The Florida Supreme Court on Monday rejected appeals by 10 death row inmates, including a man scheduled to be executed Feb. 22 in the 1993 slaying of a University of West Florida student.

The Supreme Court’s release of 10 nearly identical rulings at the same time was a somewhat-unusual move. But each of the cases involved inmates challenging their death sentences because juries did not unanimously recommend execution. The appeals were rooted in a 2016 U.S. Supreme Court ruling in a case known as Hurst v. Florida and a subsequent Florida Supreme Court decision.

The 2016 U.S. Supreme Court ruling found Florida's death-penalty sentencing system was unconstitutional because it gave too much authority to judges, instead of juries.

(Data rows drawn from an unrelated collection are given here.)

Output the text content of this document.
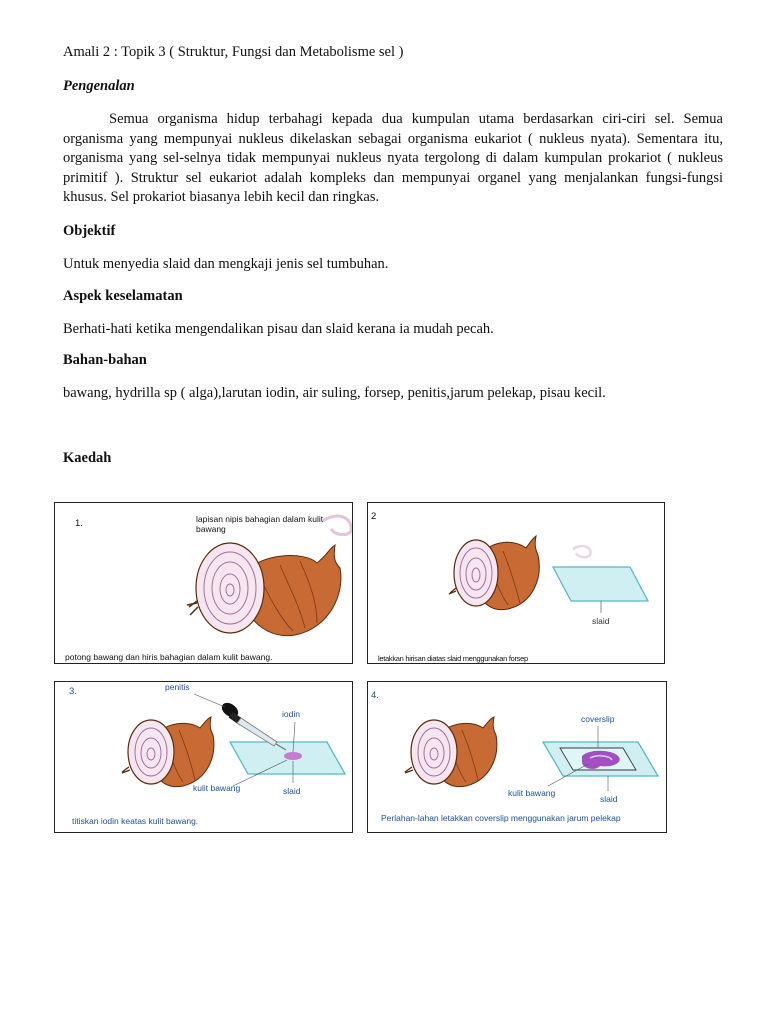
Amali 2 : Topik 3 ( Struktur, Fungsi dan Metabolisme sel )
Pengenalan
Semua organisma hidup terbahagi kepada dua kumpulan utama berdasarkan ciri-ciri sel. Semua organisma yang mempunyai nukleus dikelaskan sebagai organisma eukariot ( nukleus nyata). Sementara itu, organisma yang sel-selnya tidak mempunyai nukleus nyata tergolong di dalam kumpulan prokariot ( nukleus primitif ). Struktur sel eukariot adalah kompleks dan mempunyai organel yang menjalankan fungsi-fungsi khusus. Sel prokariot biasanya lebih kecil dan ringkas.
Objektif
Untuk menyedia slaid dan mengkaji jenis sel tumbuhan.
Aspek keselamatan
Berhati-hati ketika mengendalikan pisau dan slaid kerana ia mudah pecah.
Bahan-bahan
bawang, hydrilla sp ( alga),larutan iodin, air suling, forsep, penitis,jarum pelekap, pisau kecil.
Kaedah
1.	lapisan nipis bahagian dalam kulit bawang
potong bawang dan hiris bahagian dalam kulit bawang.
2
slaid
letakkan hirisan diatas slaid menggunakan forsep
3.	penitis
iodin
kulit bawang	slaid
titiskan iodin keatas kulit bawang.
4.
coverslip
kulit bawang
slaid
Perlahan-lahan letakkan coverslip menggunakan jarum pelekap
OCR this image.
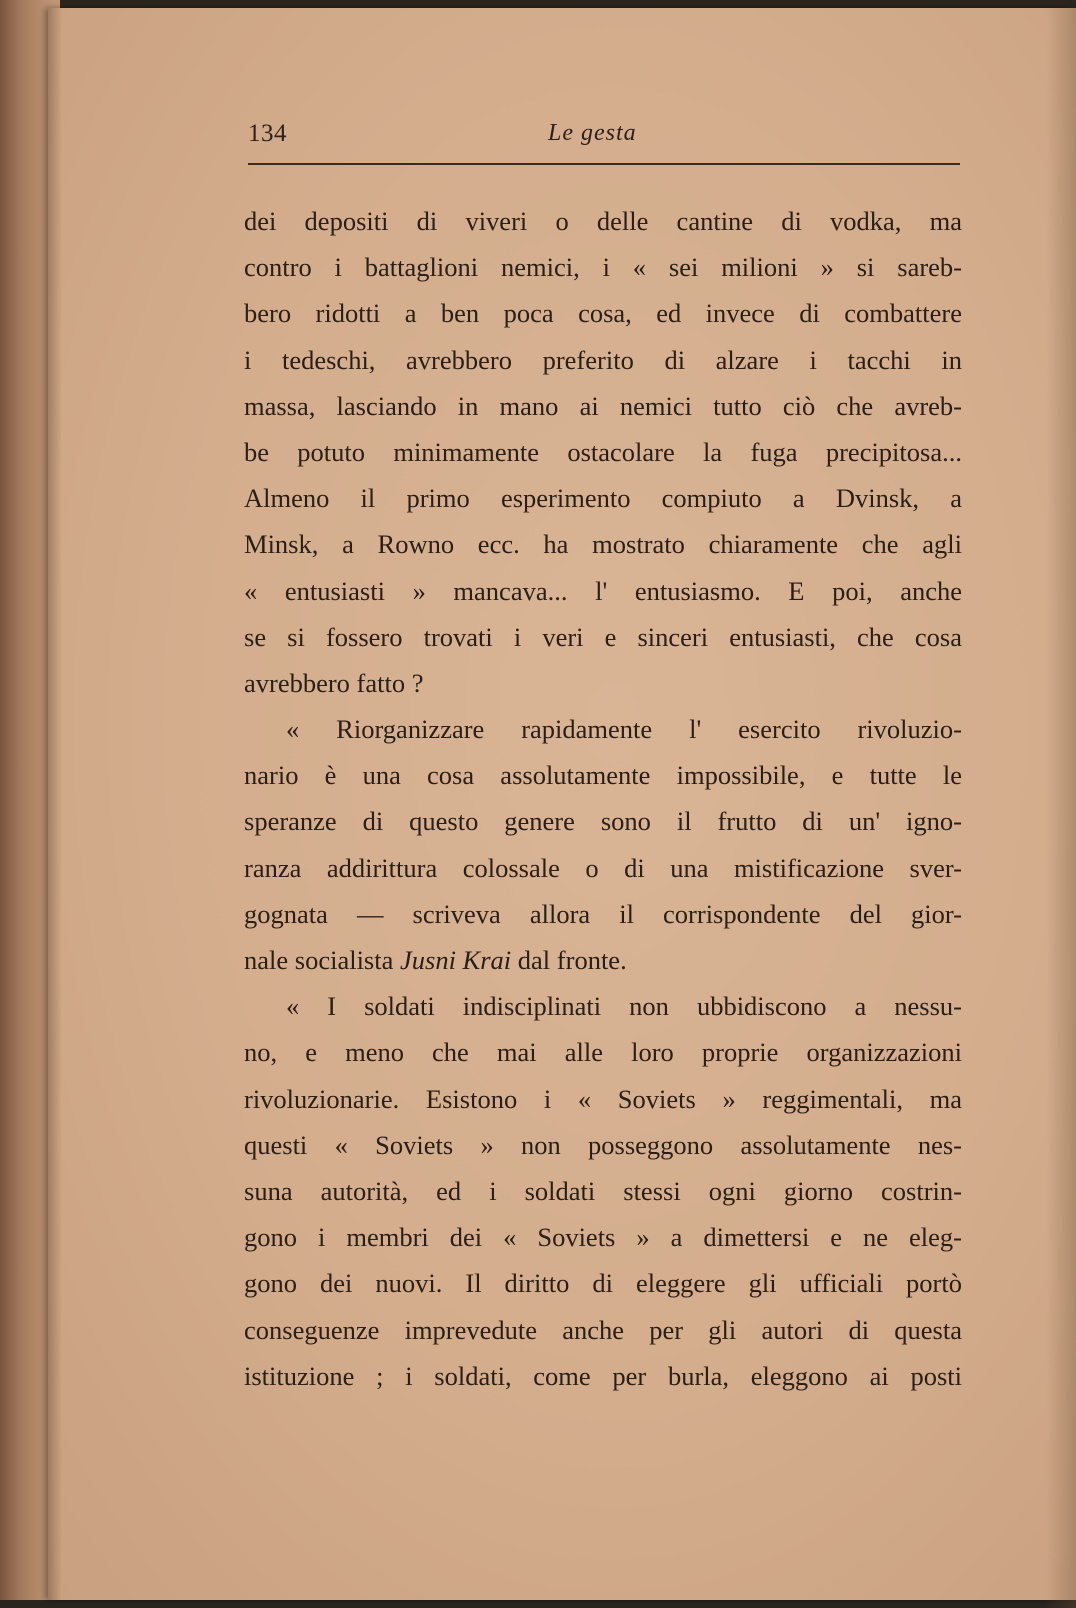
134	Le gesta
dei depositi di viveri o delle cantine di vodka, ma
contro i battaglioni nemici, i « sei milioni » si sareb-
bero ridotti a ben poca cosa, ed invece di combattere
i tedeschi, avrebbero preferito di alzare i tacchi in
massa, lasciando in mano ai nemici tutto ciò che avreb-
be potuto minimamente ostacolare la fuga precipitosa...
Almeno il primo esperimento compiuto a Dvinsk, a
Minsk, a Rowno ecc. ha mostrato chiaramente che agli
« entusiasti » mancava... l' entusiasmo. E poi, anche
se si fossero trovati i veri e sinceri entusiasti, che cosa
avrebbero fatto ?
« Riorganizzare rapidamente l' esercito rivoluzio-
nario è una cosa assolutamente impossibile, e tutte le
speranze di questo genere sono il frutto di un' igno-
ranza addirittura colossale o di una mistificazione sver-
gognata — scriveva allora il corrispondente del gior-
nale socialista Jusni Krai dal fronte.
« I soldati indisciplinati non ubbidiscono a nessu-
no, e meno che mai alle loro proprie organizzazioni
rivoluzionarie. Esistono i « Soviets » reggimentali, ma
questi « Soviets » non posseggono assolutamente nes-
suna autorità, ed i soldati stessi ogni giorno costrin-
gono i membri dei « Soviets » a dimettersi e ne eleg-
gono dei nuovi. Il diritto di eleggere gli ufficiali portò
conseguenze imprevedute anche per gli autori di questa
istituzione ; i soldati, come per burla, eleggono ai posti
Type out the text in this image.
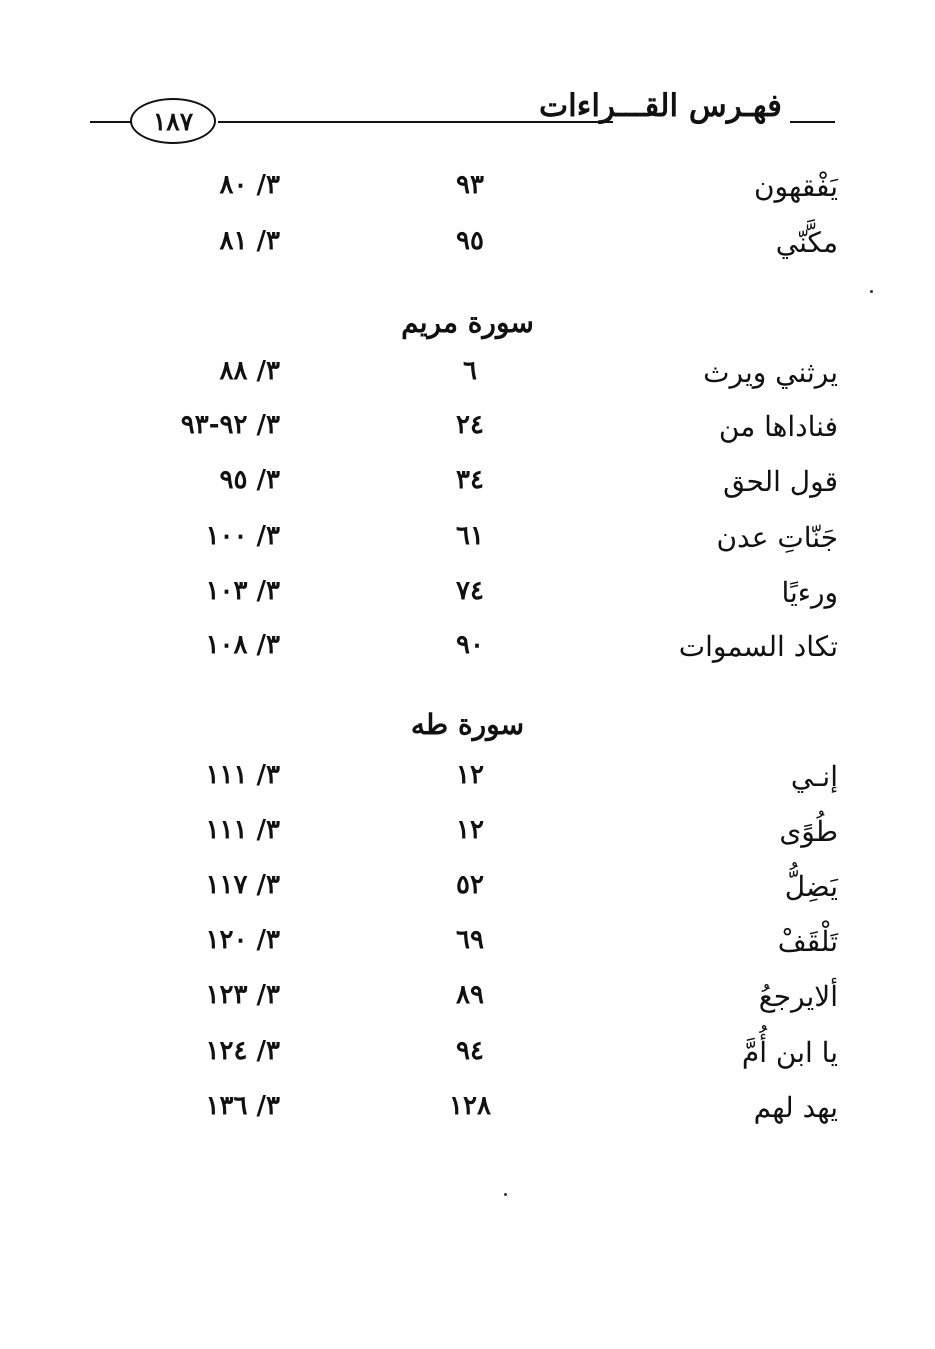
١٨٧	فهـرس القـــراءات
يَفْقهون
٩٣
٣/ ٨٠
مكَّنّي
٩٥
٣/ ٨١
سورة مريم
يرثني ويرث
٦
٣/ ٨٨
فناداها من
٢٤
٣/ ٩٢-٩٣
قول الحق
٣٤
٣/ ٩٥
جَنّاتِ عدن
٦١
٣/ ١٠٠
ورءيًا
٧٤
٣/ ١٠٣
تكاد السموات
٩٠
٣/ ١٠٨
سورة طه
إنـي
١٢
٣/ ١١١
طُوًى
١٢
٣/ ١١١
يَضِلُّ
٥٢
٣/ ١١٧
تَلْقَفْ
٦٩
٣/ ١٢٠
ألايرجعُ
٨٩
٣/ ١٢٣
يا ابن أُمَّ
٩٤
٣/ ١٢٤
يهد لهم
١٢٨
٣/ ١٣٦
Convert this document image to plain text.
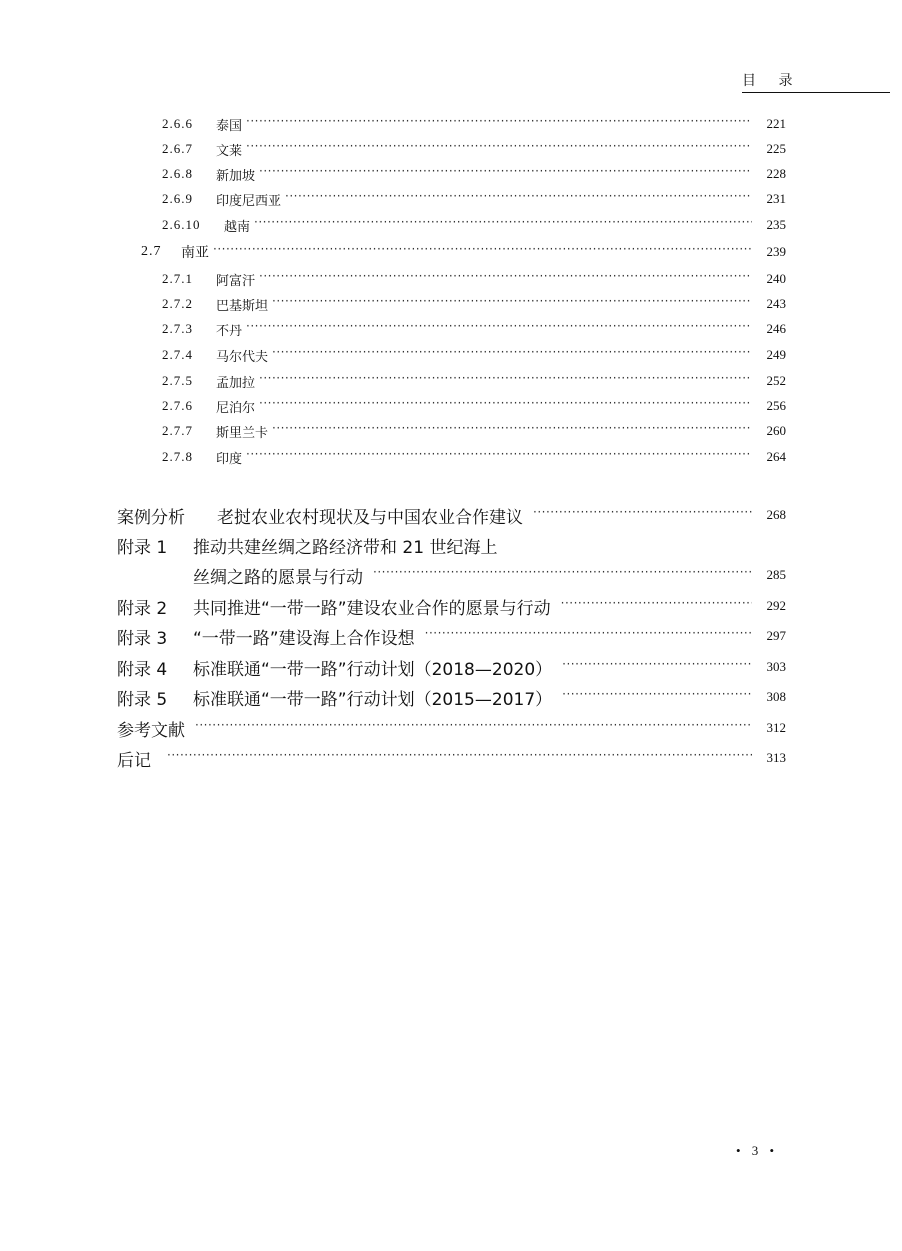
目 录
2.6.6	泰国 ·····	221
2.6.7	文莱 ·····	225
2.6.8	新加坡 ·····	228
2.6.9	印度尼西亚 ·····	231
2.6.10	越南 ·····	235
2.7	南亚 ·····	239
2.7.1	阿富汗 ·····	240
2.7.2	巴基斯坦 ·····	243
2.7.3	不丹 ·····	246
2.7.4	马尔代夫 ·····	249
2.7.5	孟加拉 ·····	252
2.7.6	尼泊尔 ·····	256
2.7.7	斯里兰卡 ·····	260
2.7.8	印度 ·····	264
案例分析	老挝农业农村现状及与中国农业合作建议 ·····	268
附录 1	推动共建丝绸之路经济带和 21 世纪海上
丝绸之路的愿景与行动 ·····	285
附录 2	共同推进“一带一路”建设农业合作的愿景与行动 ·····	292
附录 3	“一带一路”建设海上合作设想 ·····	297
附录 4	标准联通“一带一路”行动计划（2018—2020） ·····	303
附录 5	标准联通“一带一路”行动计划（2015—2017） ·····	308
参考文献 ·····	312
后记 ·····	313
• 3 •
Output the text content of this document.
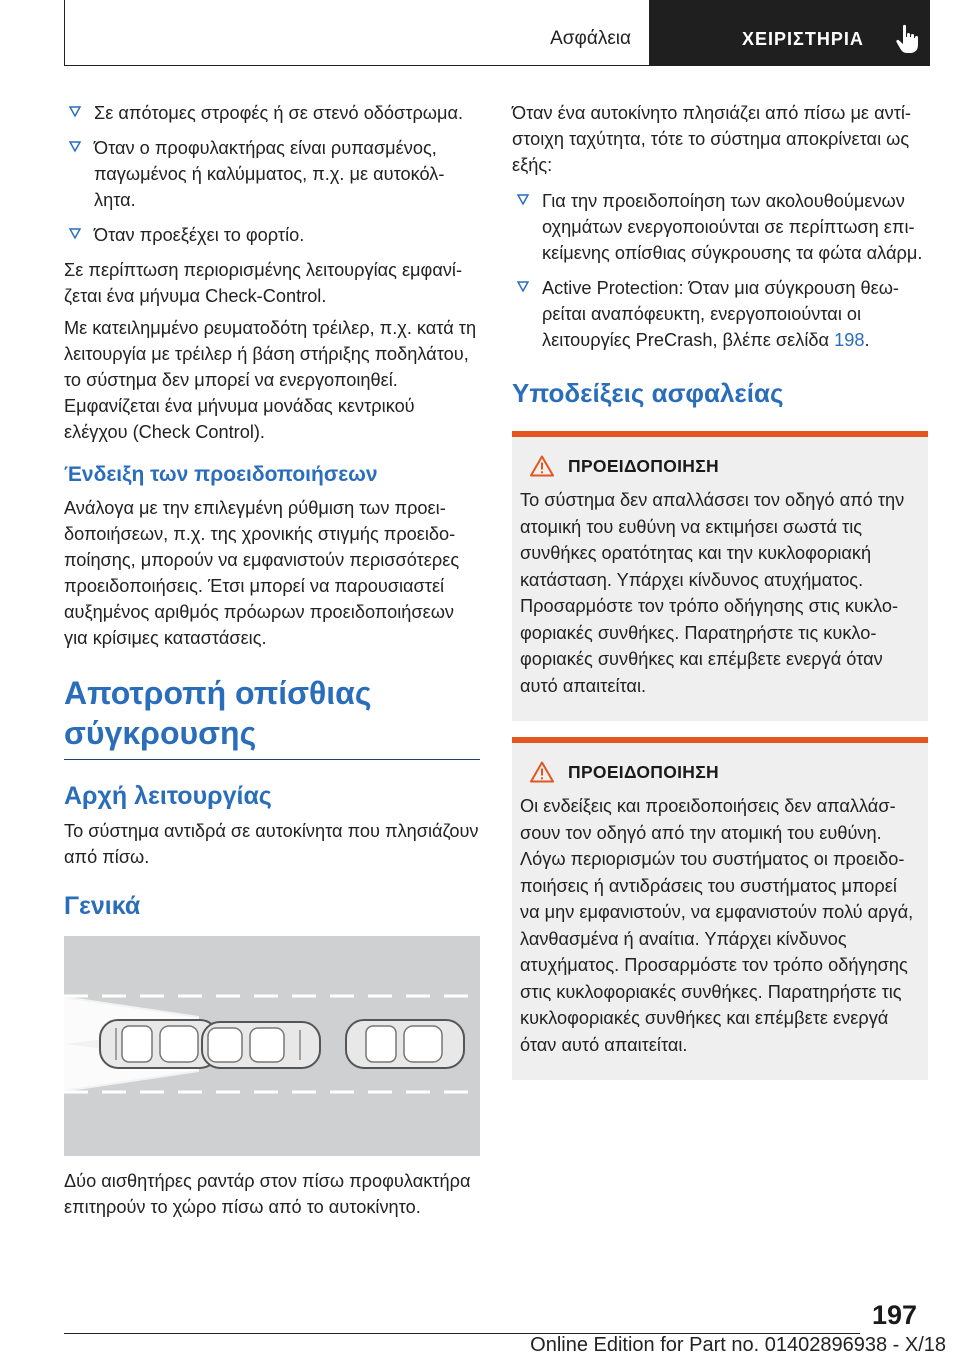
Ασφάλεια	ΧΕΙΡΙΣΤΗΡΙΑ
Σε απότομες στροφές ή σε στενό οδόστρωμα.
Όταν ο προφυλακτήρας είναι ρυπασμένος, παγωμένος ή καλύμματος, π.χ. με αυτοκόλλητα.
Όταν προεξέχει το φορτίο.

Σε περίπτωση περιορισμένης λειτουργίας εμφανίζεται ένα μήνυμα Check-Control.

Με κατειλημμένο ρευματοδότη τρέιλερ, π.χ. κατά τη λειτουργία με τρέιλερ ή βάση στήριξης ποδηλάτου, το σύστημα δεν μπορεί να ενεργοποιηθεί. Εμφανίζεται ένα μήνυμα μονάδας κεντρικού ελέγχου (Check Control).

Ένδειξη των προειδοποιήσεων

Ανάλογα με την επιλεγμένη ρύθμιση των προειδοποιήσεων, π.χ. της χρονικής στιγμής προειδοποίησης, μπορούν να εμφανιστούν περισσότερες προειδοποιήσεις. Έτσι μπορεί να παρουσιαστεί αυξημένος αριθμός πρόωρων προειδοποιήσεων για κρίσιμες καταστάσεις.

Αποτροπή οπίσθιας σύγκρουσης
Αρχή λειτουργίας

Το σύστημα αντιδρά σε αυτοκίνητα που πλησιάζουν από πίσω.

Γενικά

Δύο αισθητήρες ραντάρ στον πίσω προφυλακτήρα επιτηρούν το χώρο πίσω από το αυτοκίνητο.

Όταν ένα αυτοκίνητο πλησιάζει από πίσω με αντίστοιχη ταχύτητα, τότε το σύστημα αποκρίνεται ως εξής:

Για την προειδοποίηση των ακολουθούμενων οχημάτων ενεργοποιούνται σε περίπτωση επικείμενης οπίσθιας σύγκρουσης τα φώτα αλάρμ.
Active Protection: Όταν μια σύγκρουση θεωρείται αναπόφευκτη, ενεργοποιούνται οι λειτουργίες PreCrash, βλέπε σελίδα 198.
Υποδείξεις ασφαλείας
ΠΡΟΕΙΔΟΠΟΙΗΣΗ

Το σύστημα δεν απαλλάσσει τον οδηγό από την ατομική του ευθύνη να εκτιμήσει σωστά τις συνθήκες ορατότητας και την κυκλοφοριακή κατάσταση. Υπάρχει κίνδυνος ατυχήματος. Προσαρμόστε τον τρόπο οδήγησης στις κυκλοφοριακές συνθήκες. Παρατηρήστε τις κυκλοφοριακές συνθήκες και επέμβετε ενεργά όταν αυτό απαιτείται.

ΠΡΟΕΙΔΟΠΟΙΗΣΗ

Οι ενδείξεις και προειδοποιήσεις δεν απαλλάσσουν τον οδηγό από την ατομική του ευθύνη. Λόγω περιορισμών του συστήματος οι προειδοποιήσεις ή αντιδράσεις του συστήματος μπορεί να μην εμφανιστούν, να εμφανιστούν πολύ αργά, λανθασμένα ή αναίτια. Υπάρχει κίνδυνος ατυχήματος. Προσαρμόστε τον τρόπο οδήγησης στις κυκλοφοριακές συνθήκες. Παρατηρήστε τις κυκλοφοριακές συνθήκες και επέμβετε ενεργά όταν αυτό απαιτείται.

197
Online Edition for Part no. 01402896938 - X/18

The subsequent Florida Supreme Court ruling said juries must unanimously agree on critical findings before judges can impose death sentences and must unanimously recommend the death penalty. 

But the Florida Supreme Court made the new sentencing requirements apply to cases since 2002. That is when the U.S. Supreme Court issued a ruling known as Ring v. Arizona that was a premise for striking down Florida's death-penalty sentencing system in 2016.

In each of the cases Monday, the death row inmates had been sentenced to death before the Ring decision and argued that the jury-unanimity requirements should also apply to their cases. The inmates included Eric Scott Branch, who was scheduled Friday by Gov. Rick Scott to be executed Feb. 22.

The other inmates were Pressley Bernard Alston in a Duval County case; Kayle Barrington Bates in a Bay County case; Donald Bradley in a Clay County case; Marvin Burnett Jones in a Duval County case; Daniel Jon Peterka in an Okaloosa County case; Harry Franklin Phillips in a Miami-Dade County case; Jason Demetrius Stephens in a Duval County case; Ernest D. Suggs in a Walton County case; and Frank A. Walls in an Okaloosa County case.